Prior to arriving on the Greenheugh pediment, the team had been intrigued by the “washboard texture” preserved on its surface, as identified in orbital images. Now that we’re here it’s quite surprising to see how rugged it is, and the informal description of this “gator-back terrain” seems very fitting!

After a ~15 meter drive to the west along the top of the Greenheugh Pediment, Curiosity is now positioned at an interesting textural transition within the pediment’s surface units. Quite a large amount of the pediment is dominated by a washboard-like pattern at the surface that can be easily observed from orbit, while the region Curiosity ascended onto the pediment surface is rugged yet lacks those clear washboard-like features. With this latest drive, Curiosity is now positioned at the transition between these two surface units, and the team is continuing to assess the traversability of this units.

With this new vantage point, the plan is for Curiosity to spend the weekend characterizing the different morphological features observed on top of the pediment. The weekend plan will start with several Mastcam imaging sequences designed to characterize the washboarding that is observed in the landscape ahead of the rover. The terrain’s small-scale roughness and oriented ventifacted rocks led the Science Team to informally refer to these textures as “gator-back terrain” (see image). Curiosity will also perform two ChemCam LIBS analyses on two different targets - a smooth outcrop target named “Macmerry” and a rougher knobby target named “Ochiltree.” After a ChemCam passive sky observation around midday on sol 3419, Curiosity will unstow her arm to conduct an APXS integration on the outcrop target named “Blackadder” and an overnight APXS measurement to characterize the martian atmosphere. Finally, on the sol 3420, Curiosity will complete her Mastcam and ChemCam observations (including a long-distance remote imaging mosaic) before embarking on a planned ~35 meter drive to the west to continue the investigation of the pediment and the interesting surface textures found on its surface.

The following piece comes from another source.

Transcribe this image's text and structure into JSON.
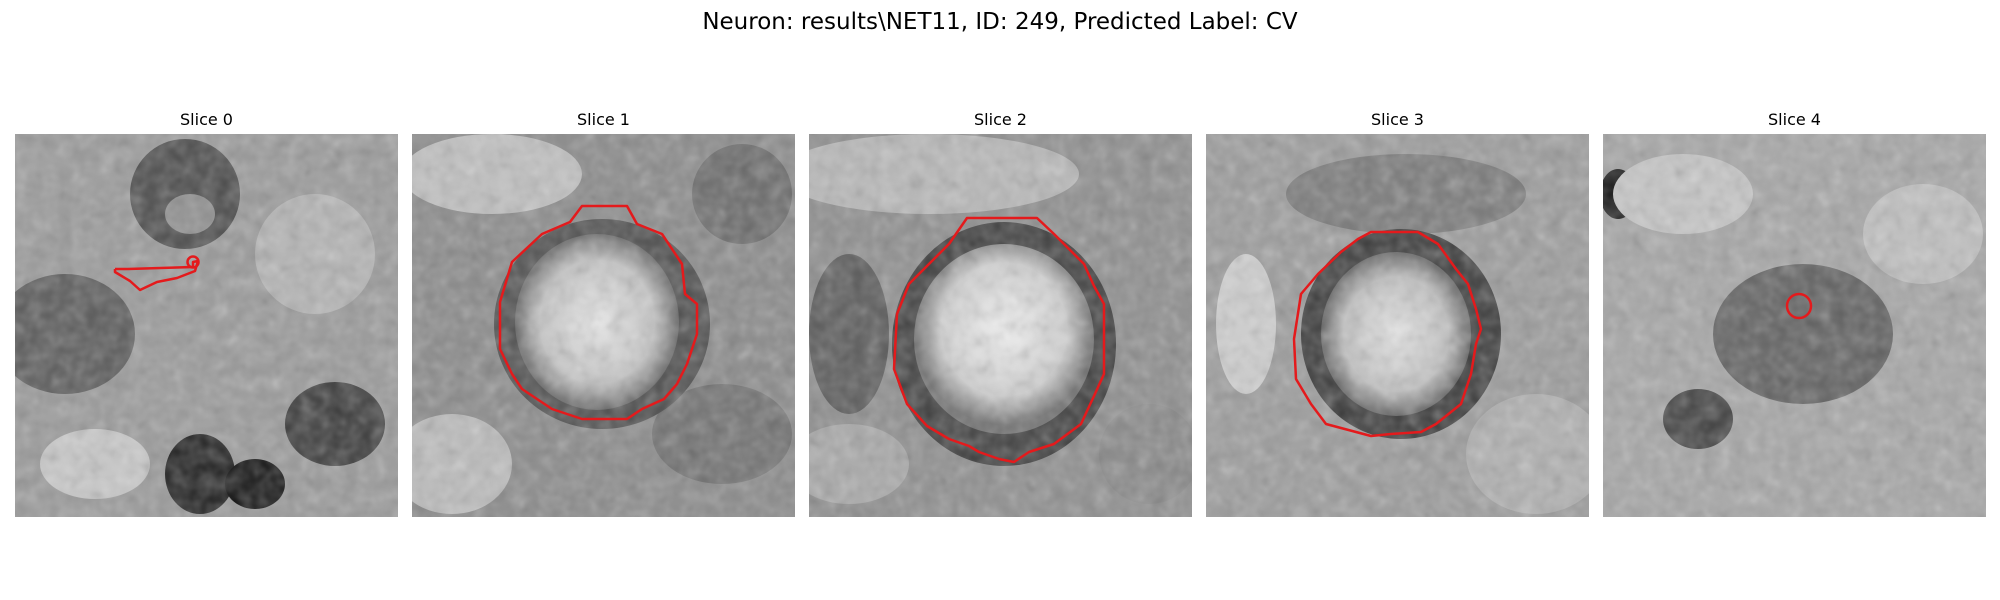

Our Monday drive was successful, and we are now fully surrounded by the rocks that cap the Greenheugh pediment. From here we can see hundreds of ventifacts – a term that describes rocks which have been abraded by wind-blown sand into distinctive, flattened facets with crisp edges. This terrain is very different from what we’ve become used to seeing during our climb up Mt. Sharp!

Today’s plan is all about exploring the local area. We will collect APXS and MAHLI observations of a relatively large, less dusty ventifact near the rover’s wheel at a target named “Knott.” Elsewhere on that same rock, we will also collect a ChemCam LIBS observation of a target with neat sedimentary structures named “Old Nab,” as well as a ChemCam RMI observation of another area of the rock named “Little Mell.” This rock is visible in the upper left in the above Navcam image. We’ll also collect several Mastcam mosaics of targets near and far, as well as a standard set of observations to monitor our environment. The first day of the plan concludes with a drive to the southwest, towards a very small crater that might give us an interesting glimpse into the sedimentary structures in the area.

At our perch on the top of the pediment, we have a spectacular view of the terrain below. We can see across the plains of Gale crater where we landed all the way to the crater’s rim tens of miles in the distance. Slightly closer, we can also see the distinctly layered nature of Gediz Vallis Ridge, which sits on top of the pediment and is one of the youngest geomorphic features on Mt. Sharp (seen to the left in this image). Between the ventifacts and the viewshed, it’s quite an imposing place to rest before our next drive.